Zenial "Reworked" Vivo 008CD 2003 (62:46)
Van Helsing Froz - Kasper T. Toeplitz & Zenial (5:40)
Zenial's Theme Remix - Maciek Szymczuk & Zenial (2:56)
Echoes from Lamberton - Kazuyuki K. Null (5:53)
Cyclosynapsa - Andrew Lagowski (5:13)
Aktyb7ff - Andrew Lagowski (5:30)
Ib7: Ludojad - Andrew Duke & Zenial (4:32)
Palsecam Theme (recycled) - Vidna Obmana (3:53)
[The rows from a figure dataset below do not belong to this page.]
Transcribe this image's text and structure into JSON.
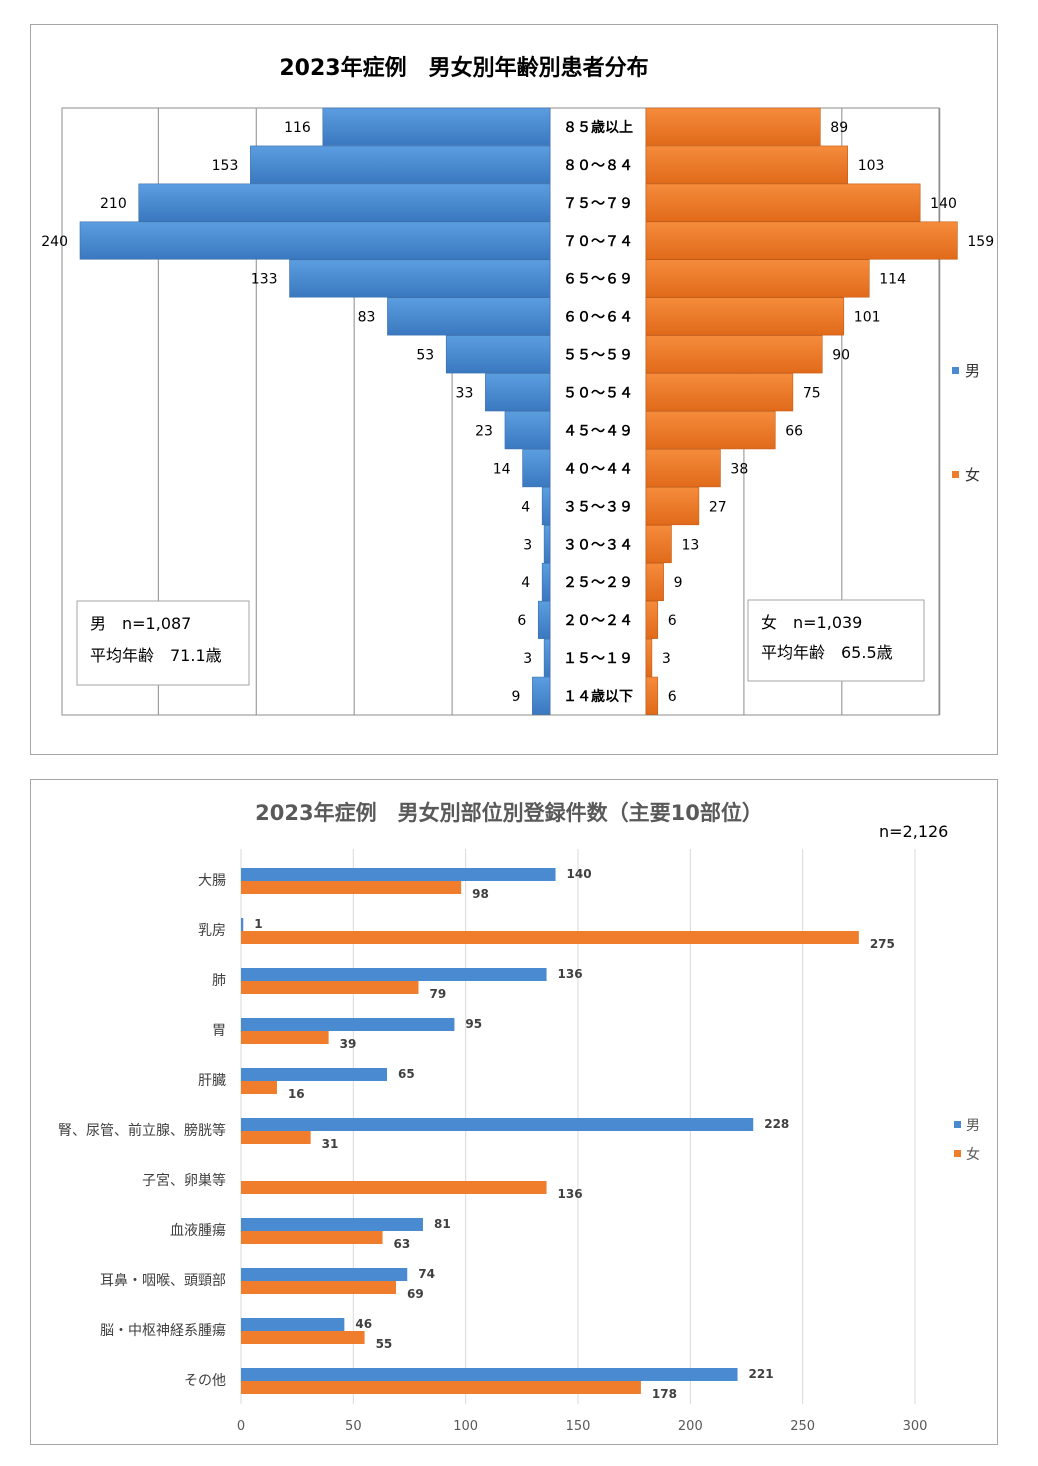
{
  "chart_data": [
    {
      "type": "bar",
      "orientation": "horizontal-pyramid",
      "title": "2023年症例　男女別年齢別患者分布",
      "categories": [
        "８５歳以上",
        "８０～８４",
        "７５～７９",
        "７０～７４",
        "６５～６９",
        "６０～６４",
        "５５～５９",
        "５０～５４",
        "４５～４９",
        "４０～４４",
        "３５～３９",
        "３０～３４",
        "２５～２９",
        "２０～２４",
        "１５～１９",
        "１４歳以下"
      ],
      "series": [
        {
          "name": "男",
          "color": "#4a8ad0",
          "values": [
            116,
            153,
            210,
            240,
            133,
            83,
            53,
            33,
            23,
            14,
            4,
            3,
            4,
            6,
            3,
            9
          ]
        },
        {
          "name": "女",
          "color": "#ef7d2c",
          "values": [
            89,
            103,
            140,
            159,
            114,
            101,
            90,
            75,
            66,
            38,
            27,
            13,
            9,
            6,
            3,
            6
          ]
        }
      ],
      "xlim": [
        0,
        240
      ],
      "grid": true,
      "legend": "right",
      "annotations": {
        "male_n": "男　n=1,087",
        "male_mean": "平均年齢　71.1歳",
        "female_n": "女　n=1,039",
        "female_mean": "平均年齢　65.5歳"
      }
    },
    {
      "type": "bar",
      "orientation": "horizontal",
      "title": "2023年症例　男女別部位別登録件数（主要10部位）",
      "subtitle": "n=2,126",
      "categories": [
        "大腸",
        "乳房",
        "肺",
        "胃",
        "肝臓",
        "腎、尿管、前立腺、膀胱等",
        "子宮、卵巣等",
        "血液腫瘍",
        "耳鼻・咽喉、頭頸部",
        "脳・中枢神経系腫瘍",
        "その他"
      ],
      "series": [
        {
          "name": "男",
          "color": "#4a8ad0",
          "values": [
            140,
            1,
            136,
            95,
            65,
            228,
            null,
            81,
            74,
            46,
            221
          ]
        },
        {
          "name": "女",
          "color": "#ef7d2c",
          "values": [
            98,
            275,
            79,
            39,
            16,
            31,
            136,
            63,
            69,
            55,
            178
          ]
        }
      ],
      "xlim": [
        0,
        300
      ],
      "xticks": [
        0,
        50,
        100,
        150,
        200,
        250,
        300
      ],
      "grid": true,
      "legend": "right"
    }
  ]
}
Ilustracja#1 / E-nimalic - Amir Baghiri (9:44)
Sanok 13 - Zenial (2:06)
Zenzo - Zenial (3:57)
Angst - Jason Wietlespach & Jon Mueller & Zenial (2:40)
Hippi - Zenial (4:53)
Hamlet - Tetsuo Furudate (5:25)
Sunset - Zbigniew Karkowski (:24)Lukasz Andrzej Szalankiewicz is a Polish digital sound designer and multimedia collaborator who has worked since 1994 under the name Zenial and, later, also as Palsecam. Continuing the tradition begun with last year's (highly recommended) "Reworked" for Black Faction, a collection of artists from around the world have at the original material. Interestingly enough for me, I've never heard any of Zenial's music beyond a few remixes on Vivo's "Nowe:le" compilation. Here the tracks run the gamut from minimalism to noise. The first few, collaborations with Kasper T. Toeplitz and Maciek Szymczuk, are subtle enough - full of digital crickets, restrained noise and melodies, glitch rhythms and steady electronic hum. Then KK. Null rudely awakens anyone who might have been lulled to sleep with an unforgiving swathe of noise. Andrew Lagowski's first track offers more blips, smears and bass but the second (as well as the following Andrew Duke & Zenial track) moves into subliminal ambient territory. Vidna Obmana wraps windy textures around a repetitive bass/rhythm line while Amir Baghiri's near ten minutes gradually becomes one of his own "Yalda" tracks replete with tribal drumming and seething washes. Two of Zenial's tracks (three are credited solely to him) are relatively tame, crackling and cooing tiny rhythmic melodies and murmurs while the other juxtaposes truncated Hip-Hop samples with electronic abstractions. Jason Wietlespach & Jon Mueller (both of the Crouton Music collective) add saxophone and found sound sort of percussion to the electronic sputtering while Tetsuo Furudate plays with deep gong-like tones. None of the individual tracks strike me as particularly exceptional, but the variety makes the whole a fine listen. Vivo are a label to watch from here on out ...
Where did I get this cd? - promo via Vivo.